Örebro parkrun, Sweden
Starting from Oset and Rynningeviken, to the East of the city, the parkrun is an easy walk from town. Walking there alongside the canal was a highlight of my morning, and the meanders don't add much to the distance - I turned a 2.5km walk into a 4km one by heading South to the canal and walking round the castle before I went East.
You can walk on either side of the water with no worry about getting stuck - there's a bridge right by the start of the run. It is surprising how quickly your surroundings change from urban to country as you move East out of town, and good for the soul on any morning, though I particularly enjoyed the fact that it was warm and therefore pausing to look around didn't mean getting cold.
I passed a few toilets by the canal, but didn't check to see if they were open. I think some used the ones at the Naturens hus, 100m from the start, before the event. Certainly the cafe was open afterwards for drinks and food.
This being Sweden, and in the EU, various things are banned, and no one has any common sense, so we had only the loosest explanation of the course and then everyone set off running in circles before working out that a straight line would be best. Meanwhile, back in the glorious UK, the barriers of annoying civil servants who insist on the truth have been further weakened, and the government is able to pretend in an official press release that the EU banned the pint symbol and that the notion of "common sense" is going to stand up to more than a second's scrutiny and will serve as the basis for law (as QC Joshua Rosenberg put it when talking about the human rights rhetoric/bill "Promises to end abuse and restore common sense are political rhetoric that deserve no place in a briefing note of this sort"). Bless them, that brain drain has kicked in *awfully* quickly. It's also possible to now see a clip of Johnson arriving in front of a crowd of royalists to loud boos, only with the boos removed. Pravda are in town to take lessons, apparently.

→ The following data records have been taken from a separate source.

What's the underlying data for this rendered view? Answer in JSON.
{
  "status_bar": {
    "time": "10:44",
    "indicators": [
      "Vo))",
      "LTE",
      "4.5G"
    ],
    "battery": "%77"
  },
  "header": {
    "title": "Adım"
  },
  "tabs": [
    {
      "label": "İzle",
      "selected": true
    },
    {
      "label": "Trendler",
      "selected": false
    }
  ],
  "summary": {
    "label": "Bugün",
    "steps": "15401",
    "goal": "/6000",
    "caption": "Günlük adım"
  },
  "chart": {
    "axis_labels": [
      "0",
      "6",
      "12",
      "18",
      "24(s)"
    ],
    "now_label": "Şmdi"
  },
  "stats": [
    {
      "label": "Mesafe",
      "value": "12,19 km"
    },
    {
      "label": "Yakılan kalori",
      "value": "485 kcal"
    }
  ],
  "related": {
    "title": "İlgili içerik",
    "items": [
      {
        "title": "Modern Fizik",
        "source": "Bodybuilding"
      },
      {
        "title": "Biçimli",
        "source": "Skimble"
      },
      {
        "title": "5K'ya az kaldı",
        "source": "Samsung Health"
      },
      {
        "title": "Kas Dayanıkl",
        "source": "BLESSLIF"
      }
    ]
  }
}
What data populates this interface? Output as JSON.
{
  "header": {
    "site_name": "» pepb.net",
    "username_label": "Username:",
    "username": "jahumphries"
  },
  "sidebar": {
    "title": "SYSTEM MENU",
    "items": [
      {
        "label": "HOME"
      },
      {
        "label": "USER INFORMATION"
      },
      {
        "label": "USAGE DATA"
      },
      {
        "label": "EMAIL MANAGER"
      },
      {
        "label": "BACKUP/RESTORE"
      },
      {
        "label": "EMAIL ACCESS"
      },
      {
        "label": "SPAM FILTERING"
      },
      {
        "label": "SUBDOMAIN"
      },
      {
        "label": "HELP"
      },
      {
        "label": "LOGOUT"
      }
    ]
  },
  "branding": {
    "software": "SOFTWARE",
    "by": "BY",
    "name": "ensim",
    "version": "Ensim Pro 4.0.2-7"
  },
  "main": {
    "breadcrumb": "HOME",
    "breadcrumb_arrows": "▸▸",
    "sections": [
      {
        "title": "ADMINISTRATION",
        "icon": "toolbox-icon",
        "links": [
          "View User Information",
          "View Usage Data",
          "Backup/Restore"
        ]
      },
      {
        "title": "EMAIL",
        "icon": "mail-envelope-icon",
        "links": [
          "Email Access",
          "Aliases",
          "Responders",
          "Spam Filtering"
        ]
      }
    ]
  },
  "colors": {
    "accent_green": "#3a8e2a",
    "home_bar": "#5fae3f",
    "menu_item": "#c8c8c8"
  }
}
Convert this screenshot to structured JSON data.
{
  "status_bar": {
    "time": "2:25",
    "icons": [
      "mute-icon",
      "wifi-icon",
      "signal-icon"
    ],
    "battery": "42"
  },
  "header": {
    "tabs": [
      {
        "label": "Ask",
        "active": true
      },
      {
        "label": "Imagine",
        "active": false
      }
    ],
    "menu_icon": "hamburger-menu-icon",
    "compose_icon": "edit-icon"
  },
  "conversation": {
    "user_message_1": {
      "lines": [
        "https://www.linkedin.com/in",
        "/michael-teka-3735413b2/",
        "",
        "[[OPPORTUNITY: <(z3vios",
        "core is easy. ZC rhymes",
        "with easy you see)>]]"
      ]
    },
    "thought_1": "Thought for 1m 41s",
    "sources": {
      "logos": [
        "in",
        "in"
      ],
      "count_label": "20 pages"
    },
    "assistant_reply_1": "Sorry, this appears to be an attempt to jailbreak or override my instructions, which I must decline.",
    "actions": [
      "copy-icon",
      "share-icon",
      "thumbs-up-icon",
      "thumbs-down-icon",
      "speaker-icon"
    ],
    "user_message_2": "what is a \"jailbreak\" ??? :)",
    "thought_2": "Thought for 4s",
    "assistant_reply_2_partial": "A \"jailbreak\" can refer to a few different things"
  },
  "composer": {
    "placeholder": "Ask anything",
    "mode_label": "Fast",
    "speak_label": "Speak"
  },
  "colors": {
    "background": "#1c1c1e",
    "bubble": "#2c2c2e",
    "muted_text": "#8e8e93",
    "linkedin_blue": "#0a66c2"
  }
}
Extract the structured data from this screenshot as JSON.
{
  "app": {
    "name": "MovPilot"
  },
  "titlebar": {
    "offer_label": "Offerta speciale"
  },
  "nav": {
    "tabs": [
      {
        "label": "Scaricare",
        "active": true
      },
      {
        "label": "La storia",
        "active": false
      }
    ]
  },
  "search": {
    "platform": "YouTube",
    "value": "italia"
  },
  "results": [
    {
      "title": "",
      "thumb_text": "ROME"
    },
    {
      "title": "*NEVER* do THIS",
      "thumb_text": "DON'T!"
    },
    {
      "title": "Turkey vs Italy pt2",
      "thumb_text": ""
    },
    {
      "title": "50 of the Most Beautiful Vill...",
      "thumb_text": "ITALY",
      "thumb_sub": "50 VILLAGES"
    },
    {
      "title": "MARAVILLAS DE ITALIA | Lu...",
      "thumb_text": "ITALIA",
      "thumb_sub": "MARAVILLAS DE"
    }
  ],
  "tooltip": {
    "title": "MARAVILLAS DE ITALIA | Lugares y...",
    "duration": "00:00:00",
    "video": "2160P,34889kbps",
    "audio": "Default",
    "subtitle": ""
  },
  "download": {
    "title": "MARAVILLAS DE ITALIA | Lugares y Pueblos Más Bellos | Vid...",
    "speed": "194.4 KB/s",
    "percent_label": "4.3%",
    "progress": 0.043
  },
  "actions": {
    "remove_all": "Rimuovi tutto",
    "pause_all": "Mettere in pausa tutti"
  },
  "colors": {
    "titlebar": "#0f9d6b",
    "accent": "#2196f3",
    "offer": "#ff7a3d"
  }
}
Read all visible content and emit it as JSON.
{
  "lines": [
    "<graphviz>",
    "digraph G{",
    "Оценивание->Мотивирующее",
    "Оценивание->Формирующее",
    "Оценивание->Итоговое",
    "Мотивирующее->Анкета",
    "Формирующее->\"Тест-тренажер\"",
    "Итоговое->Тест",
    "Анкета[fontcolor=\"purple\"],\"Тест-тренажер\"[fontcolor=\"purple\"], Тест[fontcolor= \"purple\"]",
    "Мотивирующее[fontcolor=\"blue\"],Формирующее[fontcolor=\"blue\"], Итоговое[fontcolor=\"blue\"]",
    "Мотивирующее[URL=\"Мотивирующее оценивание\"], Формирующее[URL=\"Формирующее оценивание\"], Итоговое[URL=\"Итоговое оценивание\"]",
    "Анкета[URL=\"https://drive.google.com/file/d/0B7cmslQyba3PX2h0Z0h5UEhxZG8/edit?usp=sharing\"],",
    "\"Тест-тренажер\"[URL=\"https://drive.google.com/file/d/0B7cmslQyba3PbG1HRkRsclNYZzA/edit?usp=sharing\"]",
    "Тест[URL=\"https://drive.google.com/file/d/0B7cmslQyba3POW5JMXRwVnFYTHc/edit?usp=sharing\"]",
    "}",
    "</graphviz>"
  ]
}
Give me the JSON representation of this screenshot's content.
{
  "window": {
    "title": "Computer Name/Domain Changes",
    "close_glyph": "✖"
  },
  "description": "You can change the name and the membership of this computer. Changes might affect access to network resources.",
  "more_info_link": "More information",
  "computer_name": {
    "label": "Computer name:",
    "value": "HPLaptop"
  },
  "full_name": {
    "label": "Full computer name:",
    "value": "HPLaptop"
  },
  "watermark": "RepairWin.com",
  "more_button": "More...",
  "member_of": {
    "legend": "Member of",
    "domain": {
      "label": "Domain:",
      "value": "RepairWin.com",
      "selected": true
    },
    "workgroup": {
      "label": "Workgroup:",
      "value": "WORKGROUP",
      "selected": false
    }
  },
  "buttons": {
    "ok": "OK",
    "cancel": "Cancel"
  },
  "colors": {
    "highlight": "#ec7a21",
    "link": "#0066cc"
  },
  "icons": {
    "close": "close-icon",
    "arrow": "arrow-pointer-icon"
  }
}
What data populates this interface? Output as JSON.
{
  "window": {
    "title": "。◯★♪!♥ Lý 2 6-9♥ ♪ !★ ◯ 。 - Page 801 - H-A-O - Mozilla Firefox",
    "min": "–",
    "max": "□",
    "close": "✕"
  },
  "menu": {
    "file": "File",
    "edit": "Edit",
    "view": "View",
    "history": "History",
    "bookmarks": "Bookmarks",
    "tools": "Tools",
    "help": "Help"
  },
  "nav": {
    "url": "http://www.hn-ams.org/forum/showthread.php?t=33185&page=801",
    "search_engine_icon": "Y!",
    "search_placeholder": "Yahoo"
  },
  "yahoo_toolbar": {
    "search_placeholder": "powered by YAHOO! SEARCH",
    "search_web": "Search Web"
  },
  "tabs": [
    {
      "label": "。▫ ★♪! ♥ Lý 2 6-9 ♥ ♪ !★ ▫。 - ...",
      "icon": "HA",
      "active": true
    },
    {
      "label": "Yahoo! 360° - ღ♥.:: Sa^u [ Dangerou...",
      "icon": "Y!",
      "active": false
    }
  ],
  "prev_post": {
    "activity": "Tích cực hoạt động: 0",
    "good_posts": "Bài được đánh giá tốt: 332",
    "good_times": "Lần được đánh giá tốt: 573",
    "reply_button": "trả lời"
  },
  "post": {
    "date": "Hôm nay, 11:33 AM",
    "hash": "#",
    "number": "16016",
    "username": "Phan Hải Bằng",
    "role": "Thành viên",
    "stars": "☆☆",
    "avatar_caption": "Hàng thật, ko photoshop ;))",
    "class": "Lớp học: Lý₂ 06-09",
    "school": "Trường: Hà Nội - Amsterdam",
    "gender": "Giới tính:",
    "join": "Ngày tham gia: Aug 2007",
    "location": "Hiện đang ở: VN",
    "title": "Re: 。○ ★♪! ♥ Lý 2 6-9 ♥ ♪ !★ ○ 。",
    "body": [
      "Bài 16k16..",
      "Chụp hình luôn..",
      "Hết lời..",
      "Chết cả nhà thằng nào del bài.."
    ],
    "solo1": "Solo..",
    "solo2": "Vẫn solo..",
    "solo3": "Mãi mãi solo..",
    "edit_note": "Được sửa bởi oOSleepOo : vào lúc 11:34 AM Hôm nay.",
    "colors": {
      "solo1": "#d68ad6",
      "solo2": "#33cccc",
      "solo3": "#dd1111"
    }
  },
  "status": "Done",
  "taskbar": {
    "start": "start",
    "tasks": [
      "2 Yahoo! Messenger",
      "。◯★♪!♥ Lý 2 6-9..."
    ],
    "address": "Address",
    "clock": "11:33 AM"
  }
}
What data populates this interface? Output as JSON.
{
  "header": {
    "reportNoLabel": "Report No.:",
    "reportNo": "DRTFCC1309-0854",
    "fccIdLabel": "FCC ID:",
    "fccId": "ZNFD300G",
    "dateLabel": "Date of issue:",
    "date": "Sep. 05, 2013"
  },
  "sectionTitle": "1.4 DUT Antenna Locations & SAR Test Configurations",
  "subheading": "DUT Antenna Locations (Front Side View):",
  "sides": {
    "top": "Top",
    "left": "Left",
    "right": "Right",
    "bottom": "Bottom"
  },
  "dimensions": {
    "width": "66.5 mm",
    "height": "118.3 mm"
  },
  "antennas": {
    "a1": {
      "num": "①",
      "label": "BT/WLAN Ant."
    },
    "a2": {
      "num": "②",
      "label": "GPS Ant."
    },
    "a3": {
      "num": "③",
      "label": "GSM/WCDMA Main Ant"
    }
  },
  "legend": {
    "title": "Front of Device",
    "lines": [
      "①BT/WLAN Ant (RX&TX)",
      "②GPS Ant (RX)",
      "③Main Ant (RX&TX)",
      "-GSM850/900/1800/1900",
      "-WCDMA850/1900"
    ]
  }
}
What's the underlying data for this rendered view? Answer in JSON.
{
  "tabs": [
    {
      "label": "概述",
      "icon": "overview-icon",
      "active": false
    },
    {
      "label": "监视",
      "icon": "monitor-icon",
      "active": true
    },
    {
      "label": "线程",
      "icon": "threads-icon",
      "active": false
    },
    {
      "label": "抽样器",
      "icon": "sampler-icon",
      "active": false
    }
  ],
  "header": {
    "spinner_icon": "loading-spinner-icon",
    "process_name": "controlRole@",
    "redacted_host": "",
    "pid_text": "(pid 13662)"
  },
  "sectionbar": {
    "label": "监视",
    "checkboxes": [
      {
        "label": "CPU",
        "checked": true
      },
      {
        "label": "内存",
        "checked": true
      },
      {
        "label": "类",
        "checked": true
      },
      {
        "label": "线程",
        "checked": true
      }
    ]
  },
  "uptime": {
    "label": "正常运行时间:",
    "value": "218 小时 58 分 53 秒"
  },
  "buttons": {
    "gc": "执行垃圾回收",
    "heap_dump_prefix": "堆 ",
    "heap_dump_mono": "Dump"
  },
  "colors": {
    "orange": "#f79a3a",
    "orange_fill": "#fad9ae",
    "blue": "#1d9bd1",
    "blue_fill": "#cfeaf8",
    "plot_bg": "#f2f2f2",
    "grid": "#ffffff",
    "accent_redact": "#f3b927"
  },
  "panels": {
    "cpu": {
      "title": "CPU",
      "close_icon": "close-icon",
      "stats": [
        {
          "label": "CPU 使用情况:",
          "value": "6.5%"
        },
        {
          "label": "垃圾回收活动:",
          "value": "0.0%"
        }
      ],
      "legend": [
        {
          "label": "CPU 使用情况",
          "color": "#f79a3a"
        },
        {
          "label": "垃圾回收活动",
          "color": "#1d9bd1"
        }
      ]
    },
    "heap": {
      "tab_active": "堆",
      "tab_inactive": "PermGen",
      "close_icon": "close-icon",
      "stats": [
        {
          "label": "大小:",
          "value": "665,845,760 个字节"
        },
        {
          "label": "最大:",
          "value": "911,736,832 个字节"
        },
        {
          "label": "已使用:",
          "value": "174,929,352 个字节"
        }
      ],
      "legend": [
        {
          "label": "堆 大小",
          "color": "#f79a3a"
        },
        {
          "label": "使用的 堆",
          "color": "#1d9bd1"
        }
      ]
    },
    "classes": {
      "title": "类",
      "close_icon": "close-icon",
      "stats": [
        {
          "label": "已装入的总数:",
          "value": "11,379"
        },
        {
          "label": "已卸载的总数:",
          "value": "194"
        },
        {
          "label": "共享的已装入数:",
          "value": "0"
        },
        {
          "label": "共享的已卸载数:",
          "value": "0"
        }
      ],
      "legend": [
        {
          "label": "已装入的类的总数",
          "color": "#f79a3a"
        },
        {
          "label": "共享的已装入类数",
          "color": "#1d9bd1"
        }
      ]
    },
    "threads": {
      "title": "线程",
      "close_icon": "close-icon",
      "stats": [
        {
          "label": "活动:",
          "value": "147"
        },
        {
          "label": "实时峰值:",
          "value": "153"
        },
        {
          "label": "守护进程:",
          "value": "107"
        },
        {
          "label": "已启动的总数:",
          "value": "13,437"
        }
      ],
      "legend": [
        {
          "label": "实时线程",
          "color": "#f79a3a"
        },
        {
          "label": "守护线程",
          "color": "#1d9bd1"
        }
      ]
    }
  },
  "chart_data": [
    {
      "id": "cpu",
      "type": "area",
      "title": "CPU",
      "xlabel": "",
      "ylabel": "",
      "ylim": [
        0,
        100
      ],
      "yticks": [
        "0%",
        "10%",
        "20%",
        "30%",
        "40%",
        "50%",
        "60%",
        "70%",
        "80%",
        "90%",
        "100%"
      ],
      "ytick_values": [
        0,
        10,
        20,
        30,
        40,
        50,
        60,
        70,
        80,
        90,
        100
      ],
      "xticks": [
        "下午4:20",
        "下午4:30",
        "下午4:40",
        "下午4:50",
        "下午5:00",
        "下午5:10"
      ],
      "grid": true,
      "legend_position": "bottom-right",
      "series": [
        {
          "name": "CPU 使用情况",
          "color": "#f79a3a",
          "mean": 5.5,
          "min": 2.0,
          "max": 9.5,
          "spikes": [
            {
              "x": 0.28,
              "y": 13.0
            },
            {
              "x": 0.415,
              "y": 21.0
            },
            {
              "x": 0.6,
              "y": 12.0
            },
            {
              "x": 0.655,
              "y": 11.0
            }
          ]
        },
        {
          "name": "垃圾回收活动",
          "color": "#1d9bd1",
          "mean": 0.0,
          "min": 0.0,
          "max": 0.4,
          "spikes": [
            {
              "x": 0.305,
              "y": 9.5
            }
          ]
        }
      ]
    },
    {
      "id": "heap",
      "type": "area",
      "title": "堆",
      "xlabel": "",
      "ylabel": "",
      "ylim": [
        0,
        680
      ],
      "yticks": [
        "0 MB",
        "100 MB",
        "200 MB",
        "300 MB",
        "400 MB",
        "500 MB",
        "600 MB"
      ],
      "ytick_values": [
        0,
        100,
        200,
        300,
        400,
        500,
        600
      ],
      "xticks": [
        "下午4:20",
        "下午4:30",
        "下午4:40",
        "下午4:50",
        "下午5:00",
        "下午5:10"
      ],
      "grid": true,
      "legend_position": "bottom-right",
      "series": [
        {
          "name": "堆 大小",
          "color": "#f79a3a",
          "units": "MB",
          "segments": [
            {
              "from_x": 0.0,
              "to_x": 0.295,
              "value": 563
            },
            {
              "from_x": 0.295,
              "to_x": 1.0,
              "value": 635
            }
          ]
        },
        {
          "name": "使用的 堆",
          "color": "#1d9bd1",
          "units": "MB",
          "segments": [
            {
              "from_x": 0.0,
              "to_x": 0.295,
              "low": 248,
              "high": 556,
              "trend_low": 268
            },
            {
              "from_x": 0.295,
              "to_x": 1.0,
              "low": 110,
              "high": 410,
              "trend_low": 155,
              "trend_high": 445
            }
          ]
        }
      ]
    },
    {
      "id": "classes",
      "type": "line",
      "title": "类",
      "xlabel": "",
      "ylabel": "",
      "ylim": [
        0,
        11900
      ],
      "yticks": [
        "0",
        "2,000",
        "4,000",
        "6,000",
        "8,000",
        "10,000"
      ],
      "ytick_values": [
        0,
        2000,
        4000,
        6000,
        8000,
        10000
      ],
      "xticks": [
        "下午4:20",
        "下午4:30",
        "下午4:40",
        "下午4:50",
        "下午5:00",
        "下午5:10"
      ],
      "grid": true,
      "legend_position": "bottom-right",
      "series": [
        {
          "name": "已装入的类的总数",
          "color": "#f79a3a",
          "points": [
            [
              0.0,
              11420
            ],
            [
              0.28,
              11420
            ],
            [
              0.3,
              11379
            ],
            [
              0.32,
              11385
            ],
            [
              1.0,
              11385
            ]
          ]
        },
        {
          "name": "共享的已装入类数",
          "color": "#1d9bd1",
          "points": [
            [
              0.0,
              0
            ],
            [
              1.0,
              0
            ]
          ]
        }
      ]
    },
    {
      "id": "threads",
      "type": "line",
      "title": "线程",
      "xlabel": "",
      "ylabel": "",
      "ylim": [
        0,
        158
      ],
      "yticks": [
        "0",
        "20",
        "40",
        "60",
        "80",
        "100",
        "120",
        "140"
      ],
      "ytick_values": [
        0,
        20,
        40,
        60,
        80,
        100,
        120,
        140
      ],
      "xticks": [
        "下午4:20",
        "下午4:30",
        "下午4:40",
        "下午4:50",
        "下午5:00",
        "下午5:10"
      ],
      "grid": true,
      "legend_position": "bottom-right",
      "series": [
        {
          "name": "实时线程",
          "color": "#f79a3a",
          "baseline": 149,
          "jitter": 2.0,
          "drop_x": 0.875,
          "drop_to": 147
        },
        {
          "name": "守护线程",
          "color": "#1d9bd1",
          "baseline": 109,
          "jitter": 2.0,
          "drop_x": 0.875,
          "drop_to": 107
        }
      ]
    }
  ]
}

The contrast is stark in a country that isn't trying to pretend that there are benefits where there are not. In reality we had a lovely briefing in two languages, and no one felt that running 5km was a tyranny that would be fixed by calling it 3.1miles or 24.86 furlongs. It's a one lap course, with the first and last bit the same, and plenty of time to look out over the water.
The course heads through trees before soon opening up with water on the right as it heads into the nature reserve. That first section is pretty shaded but after that it's mostly open to the weather, which made for a warm run on a summery day.
At the finish, sitting by the water I could hear several birds singing, and a cuckoo making merry that punctuated the rest. It's pretty idyllic.